Praktik elektoral kita saat ini menumbuhkan banyak sekali “orang lokal” menjadi “orang kuat lokal”. Baik itu dari segi ekonomi maupun status sosial yang berkembang di daerah tersebut.
Persis pada titik inilah sikap hedonis perlahan tumbuh, bukan saja soal rupiah tetapi juga kekuasaan.
Meskipun demokrasi substansial mengharapkan ada keadilan kesejahteraan bagi semua pihak, tetapi praktiknya kesejahteraan berada dalam hegemoni orang kuat lokal.
Tidak bisa disangkal jika orang lokal adalah sisa-sisa dari gurita kekuasaan zaman orde baru yang berusaha eksis melalui mekanisme pemilu.
Selain itu, komunitas ini didukung oleh eksistensi “darah biru” yang tentunya memiliki basis massa sebagai satu kekuatan politik di era pemilihan umum langsung.
Kekuatan–kekuatan itu pada akhirnya membentuk kerajaan politik baru di daerah dengan berbagai hegemoni baik di bidang ekonomi, sosial dan politik itu sendiri.
Kekuatan lokal tidak bisa dipandang remeh seperti zaman orba. Pertarungan politik akar rumput sangatlah masif dan konfrontasinya nampak di berbagai pelosok.
Tidak heran jika elite bermain sampai di gang-gang sempit, di kampung terjauh, dan sampai ke dapur warga.
Konteks politik hari ini memang bertujuan agar elite bisa dengan seksama merasakan kehidupan warga secara langsung.

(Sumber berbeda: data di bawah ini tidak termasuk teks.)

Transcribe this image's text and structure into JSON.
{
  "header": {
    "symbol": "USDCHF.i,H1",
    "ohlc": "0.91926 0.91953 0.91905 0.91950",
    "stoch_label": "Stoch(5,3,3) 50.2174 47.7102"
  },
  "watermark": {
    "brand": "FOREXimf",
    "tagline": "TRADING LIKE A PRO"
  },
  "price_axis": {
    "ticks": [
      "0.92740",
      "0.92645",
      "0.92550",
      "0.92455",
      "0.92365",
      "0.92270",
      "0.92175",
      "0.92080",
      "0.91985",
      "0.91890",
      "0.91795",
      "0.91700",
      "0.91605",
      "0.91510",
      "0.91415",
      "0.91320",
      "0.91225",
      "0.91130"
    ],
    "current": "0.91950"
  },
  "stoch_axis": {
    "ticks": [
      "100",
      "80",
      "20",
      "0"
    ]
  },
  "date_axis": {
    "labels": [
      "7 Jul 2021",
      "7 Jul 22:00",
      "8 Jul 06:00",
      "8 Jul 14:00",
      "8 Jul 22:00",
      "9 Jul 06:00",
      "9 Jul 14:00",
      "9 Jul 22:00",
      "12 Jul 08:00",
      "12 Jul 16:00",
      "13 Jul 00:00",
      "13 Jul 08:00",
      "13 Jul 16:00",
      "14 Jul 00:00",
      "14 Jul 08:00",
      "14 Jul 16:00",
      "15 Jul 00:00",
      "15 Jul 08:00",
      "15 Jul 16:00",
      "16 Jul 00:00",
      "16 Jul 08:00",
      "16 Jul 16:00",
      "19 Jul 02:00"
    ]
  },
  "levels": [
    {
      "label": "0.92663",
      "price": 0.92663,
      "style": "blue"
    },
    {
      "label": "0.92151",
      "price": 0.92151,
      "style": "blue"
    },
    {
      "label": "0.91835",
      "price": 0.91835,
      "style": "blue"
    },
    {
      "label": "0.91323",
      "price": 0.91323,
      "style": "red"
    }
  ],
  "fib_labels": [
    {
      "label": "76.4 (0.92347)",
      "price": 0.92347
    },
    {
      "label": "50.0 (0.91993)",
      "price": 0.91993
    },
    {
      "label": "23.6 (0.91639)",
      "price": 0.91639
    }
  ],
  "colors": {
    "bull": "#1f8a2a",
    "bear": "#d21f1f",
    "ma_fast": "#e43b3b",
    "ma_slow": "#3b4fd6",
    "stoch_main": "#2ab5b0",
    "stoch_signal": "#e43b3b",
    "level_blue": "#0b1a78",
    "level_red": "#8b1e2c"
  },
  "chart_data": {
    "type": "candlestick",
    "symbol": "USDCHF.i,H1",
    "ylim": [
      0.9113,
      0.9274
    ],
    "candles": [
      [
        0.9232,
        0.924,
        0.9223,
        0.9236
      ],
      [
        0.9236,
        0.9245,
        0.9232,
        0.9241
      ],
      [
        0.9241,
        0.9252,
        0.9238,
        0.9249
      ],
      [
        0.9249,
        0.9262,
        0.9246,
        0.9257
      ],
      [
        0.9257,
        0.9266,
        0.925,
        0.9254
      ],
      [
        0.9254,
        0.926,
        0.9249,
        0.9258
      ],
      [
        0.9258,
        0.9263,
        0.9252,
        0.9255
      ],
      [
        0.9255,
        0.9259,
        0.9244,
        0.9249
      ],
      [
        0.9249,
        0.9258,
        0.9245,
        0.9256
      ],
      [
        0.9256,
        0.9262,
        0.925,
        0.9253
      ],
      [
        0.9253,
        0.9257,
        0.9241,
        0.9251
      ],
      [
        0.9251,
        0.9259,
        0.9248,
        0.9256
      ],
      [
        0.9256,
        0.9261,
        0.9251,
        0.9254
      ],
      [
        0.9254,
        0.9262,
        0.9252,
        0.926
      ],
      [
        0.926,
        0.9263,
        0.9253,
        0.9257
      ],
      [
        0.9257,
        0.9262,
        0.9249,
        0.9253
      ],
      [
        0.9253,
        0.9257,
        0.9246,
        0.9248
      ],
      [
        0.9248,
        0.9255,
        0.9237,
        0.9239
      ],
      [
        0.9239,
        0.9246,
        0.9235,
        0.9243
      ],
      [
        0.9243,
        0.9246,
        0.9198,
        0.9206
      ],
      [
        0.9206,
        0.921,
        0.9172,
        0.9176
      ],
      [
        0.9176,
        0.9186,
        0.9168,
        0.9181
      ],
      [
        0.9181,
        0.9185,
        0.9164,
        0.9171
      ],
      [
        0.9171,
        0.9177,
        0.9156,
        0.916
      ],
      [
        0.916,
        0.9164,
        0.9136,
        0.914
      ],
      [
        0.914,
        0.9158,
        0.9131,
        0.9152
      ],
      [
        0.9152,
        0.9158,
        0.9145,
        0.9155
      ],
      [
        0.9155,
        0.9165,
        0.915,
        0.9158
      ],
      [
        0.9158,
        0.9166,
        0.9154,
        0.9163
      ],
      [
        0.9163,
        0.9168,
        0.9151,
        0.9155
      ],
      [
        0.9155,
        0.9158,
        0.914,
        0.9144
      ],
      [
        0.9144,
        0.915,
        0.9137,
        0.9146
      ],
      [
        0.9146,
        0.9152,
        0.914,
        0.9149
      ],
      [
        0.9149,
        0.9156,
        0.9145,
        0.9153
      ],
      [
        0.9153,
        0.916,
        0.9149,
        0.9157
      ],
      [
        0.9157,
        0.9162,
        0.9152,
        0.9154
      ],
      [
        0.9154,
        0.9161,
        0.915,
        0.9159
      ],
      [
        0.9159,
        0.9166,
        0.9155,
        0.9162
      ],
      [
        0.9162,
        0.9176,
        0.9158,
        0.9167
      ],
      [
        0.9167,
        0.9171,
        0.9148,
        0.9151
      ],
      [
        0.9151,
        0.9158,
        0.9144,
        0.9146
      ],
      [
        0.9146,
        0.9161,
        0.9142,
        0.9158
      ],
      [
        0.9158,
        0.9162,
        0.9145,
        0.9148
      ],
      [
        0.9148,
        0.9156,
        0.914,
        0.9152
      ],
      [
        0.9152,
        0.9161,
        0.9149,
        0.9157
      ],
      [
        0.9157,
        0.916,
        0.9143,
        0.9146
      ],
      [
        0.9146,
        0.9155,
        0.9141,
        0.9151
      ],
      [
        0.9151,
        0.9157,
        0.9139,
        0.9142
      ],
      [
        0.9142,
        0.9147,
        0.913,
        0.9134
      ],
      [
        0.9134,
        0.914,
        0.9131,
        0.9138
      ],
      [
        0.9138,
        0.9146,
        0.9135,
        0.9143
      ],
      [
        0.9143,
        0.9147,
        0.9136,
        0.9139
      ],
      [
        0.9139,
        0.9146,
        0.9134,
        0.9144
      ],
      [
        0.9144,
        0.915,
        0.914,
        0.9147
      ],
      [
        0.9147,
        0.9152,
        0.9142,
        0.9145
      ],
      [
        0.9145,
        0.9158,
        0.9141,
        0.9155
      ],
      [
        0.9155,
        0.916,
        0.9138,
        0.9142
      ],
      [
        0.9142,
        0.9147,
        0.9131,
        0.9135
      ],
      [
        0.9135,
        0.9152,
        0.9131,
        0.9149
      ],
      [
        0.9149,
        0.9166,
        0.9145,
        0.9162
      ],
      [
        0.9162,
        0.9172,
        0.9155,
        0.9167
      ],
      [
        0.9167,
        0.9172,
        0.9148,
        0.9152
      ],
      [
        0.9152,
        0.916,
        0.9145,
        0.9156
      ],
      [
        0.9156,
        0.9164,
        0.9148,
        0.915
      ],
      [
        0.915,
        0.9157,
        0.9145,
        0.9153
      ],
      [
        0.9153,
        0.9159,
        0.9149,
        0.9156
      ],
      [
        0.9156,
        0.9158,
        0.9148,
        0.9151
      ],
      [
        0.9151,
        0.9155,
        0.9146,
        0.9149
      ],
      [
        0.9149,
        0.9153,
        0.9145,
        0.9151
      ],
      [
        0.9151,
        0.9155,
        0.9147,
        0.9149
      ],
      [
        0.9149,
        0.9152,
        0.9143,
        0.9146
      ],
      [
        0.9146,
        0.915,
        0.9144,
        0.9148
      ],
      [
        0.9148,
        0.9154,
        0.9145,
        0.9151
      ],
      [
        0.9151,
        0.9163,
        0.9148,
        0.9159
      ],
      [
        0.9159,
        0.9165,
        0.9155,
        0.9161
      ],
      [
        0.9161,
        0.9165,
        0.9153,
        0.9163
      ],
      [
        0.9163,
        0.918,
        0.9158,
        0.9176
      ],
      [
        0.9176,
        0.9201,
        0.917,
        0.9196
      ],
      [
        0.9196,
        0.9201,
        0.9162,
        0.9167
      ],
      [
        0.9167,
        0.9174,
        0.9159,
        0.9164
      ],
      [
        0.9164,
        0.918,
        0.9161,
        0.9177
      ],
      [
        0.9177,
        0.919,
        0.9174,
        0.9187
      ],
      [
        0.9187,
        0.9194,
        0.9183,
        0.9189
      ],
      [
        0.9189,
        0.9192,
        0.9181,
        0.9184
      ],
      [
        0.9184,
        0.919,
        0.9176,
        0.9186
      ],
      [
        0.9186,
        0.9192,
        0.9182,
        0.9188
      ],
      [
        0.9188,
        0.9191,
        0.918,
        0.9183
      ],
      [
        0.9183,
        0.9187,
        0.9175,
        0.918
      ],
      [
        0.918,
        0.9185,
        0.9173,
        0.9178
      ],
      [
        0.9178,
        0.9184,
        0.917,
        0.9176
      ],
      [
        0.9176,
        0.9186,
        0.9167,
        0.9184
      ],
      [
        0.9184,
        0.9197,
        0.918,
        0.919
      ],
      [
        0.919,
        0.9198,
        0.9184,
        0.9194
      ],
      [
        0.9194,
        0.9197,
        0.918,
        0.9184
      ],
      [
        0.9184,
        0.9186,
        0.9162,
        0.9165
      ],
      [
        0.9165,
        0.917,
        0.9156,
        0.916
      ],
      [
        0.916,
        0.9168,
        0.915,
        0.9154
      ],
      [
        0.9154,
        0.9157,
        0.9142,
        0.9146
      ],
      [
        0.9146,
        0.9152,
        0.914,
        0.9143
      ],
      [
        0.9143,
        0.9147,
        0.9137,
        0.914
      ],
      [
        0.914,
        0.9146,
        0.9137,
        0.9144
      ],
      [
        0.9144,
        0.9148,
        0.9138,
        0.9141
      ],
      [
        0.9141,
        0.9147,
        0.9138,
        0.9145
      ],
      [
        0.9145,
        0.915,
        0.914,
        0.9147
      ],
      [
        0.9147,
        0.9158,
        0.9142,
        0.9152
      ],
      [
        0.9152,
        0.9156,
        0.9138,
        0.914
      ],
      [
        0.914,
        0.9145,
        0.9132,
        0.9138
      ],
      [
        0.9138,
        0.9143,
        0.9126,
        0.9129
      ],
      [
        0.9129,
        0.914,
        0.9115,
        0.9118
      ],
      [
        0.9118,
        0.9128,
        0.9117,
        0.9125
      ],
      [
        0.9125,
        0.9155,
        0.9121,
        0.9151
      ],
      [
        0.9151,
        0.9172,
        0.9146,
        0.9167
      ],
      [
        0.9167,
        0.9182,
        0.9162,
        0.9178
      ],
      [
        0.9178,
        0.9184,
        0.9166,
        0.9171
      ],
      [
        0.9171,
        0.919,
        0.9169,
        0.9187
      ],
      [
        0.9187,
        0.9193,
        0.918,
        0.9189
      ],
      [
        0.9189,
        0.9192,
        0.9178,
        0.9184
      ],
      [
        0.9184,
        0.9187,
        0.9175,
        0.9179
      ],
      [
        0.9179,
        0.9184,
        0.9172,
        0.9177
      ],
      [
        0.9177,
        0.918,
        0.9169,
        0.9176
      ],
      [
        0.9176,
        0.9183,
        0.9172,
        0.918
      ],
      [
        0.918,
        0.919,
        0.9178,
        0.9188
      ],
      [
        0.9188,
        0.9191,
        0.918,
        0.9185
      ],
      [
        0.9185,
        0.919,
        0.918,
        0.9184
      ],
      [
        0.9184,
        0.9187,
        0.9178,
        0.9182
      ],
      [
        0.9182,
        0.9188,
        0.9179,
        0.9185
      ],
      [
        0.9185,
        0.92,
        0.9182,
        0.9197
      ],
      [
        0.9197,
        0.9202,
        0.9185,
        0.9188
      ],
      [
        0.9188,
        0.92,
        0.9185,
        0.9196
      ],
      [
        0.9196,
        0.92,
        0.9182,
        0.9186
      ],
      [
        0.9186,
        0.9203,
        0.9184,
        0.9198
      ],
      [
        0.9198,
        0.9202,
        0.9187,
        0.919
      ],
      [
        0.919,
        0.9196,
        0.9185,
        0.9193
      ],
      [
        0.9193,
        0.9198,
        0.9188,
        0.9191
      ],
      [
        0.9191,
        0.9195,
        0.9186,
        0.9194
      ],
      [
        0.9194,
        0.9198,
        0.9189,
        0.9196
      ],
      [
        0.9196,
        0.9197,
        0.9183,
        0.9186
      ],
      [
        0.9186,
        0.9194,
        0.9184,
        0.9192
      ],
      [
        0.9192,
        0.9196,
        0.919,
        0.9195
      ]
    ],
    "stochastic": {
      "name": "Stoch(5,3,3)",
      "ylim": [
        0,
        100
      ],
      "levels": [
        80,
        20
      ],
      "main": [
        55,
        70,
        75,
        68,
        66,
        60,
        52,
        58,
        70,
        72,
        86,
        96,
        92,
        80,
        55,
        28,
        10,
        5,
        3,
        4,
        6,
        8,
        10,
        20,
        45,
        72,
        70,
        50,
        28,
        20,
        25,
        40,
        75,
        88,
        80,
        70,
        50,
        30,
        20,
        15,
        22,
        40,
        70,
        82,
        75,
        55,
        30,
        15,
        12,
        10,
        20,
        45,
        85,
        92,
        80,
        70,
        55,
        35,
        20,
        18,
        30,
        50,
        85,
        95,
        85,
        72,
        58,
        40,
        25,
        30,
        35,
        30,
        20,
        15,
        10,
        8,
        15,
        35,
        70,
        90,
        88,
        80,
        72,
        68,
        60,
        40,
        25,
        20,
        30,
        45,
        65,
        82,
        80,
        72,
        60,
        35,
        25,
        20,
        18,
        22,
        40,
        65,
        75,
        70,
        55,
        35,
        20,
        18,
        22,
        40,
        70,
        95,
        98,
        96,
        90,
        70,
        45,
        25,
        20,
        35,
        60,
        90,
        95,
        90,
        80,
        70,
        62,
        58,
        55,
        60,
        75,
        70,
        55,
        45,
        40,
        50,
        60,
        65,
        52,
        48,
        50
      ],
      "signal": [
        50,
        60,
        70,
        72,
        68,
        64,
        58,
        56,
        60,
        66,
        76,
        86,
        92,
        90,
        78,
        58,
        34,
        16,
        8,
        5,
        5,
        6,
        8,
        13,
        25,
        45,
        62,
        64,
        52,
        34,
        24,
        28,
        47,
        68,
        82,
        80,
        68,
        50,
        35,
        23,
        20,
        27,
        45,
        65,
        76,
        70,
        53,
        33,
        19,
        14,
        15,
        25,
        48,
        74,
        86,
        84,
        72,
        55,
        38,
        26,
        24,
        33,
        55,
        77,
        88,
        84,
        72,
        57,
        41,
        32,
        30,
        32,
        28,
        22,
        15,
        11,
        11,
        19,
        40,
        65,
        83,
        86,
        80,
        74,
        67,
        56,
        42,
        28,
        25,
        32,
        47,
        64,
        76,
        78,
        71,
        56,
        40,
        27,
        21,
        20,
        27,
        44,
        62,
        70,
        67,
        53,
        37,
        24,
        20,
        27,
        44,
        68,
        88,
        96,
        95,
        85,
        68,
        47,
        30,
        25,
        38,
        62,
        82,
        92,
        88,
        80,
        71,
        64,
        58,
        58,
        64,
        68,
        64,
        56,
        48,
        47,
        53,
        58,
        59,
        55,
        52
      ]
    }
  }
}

Tetapi tidak disangkal juga, beberapa kalangan elite memainkan peran “turun ke jalan” sebagai bentuk sandiwara politik untuk menangkap simpati warga.
Perlahan tapi pasti jembatan menuju 2024 mulai diisi dengan praktik-praktik sandiwara politik seperti ini.
Fenomena politisi memainkan data sebagai basis argumentasi juga akan nampak dalam cerita menuju pemilu 2024.
Sehingga kekuatan data menjadi salah satu kunci menarik pemilih rasional yang sebenarnya perlahan skeptis dengan praktik elektoral saat ini.
Warga dan posisi politiknya
Kehidupan politik di era ini layaknya pertandingan Kasi Flava. Segala kemungkinan digunakan untuk merauk simpati publik.
Tontonan politik menuju 2024 menjadi menarik karena publik sulit menafsirkan aktor politiknya berpihak kepada keadilan atau keuntungan.
Beberapa survei sudah dikeluarkan untuk melihat elektabilitas aktor politik yang digadang – gadang menjadi capres 2024.
Misalkan, Lembaga Survei Charta Politika Indonesia merilis 10 tokoh yang menjadi capres mendatang. Elektabilitas tiga tokoh teratas adalah Ganjar Pranowo (36,5 persen), Prabowo Subianto (24,9 persen) dan Anies Baswedan (24,9 persen).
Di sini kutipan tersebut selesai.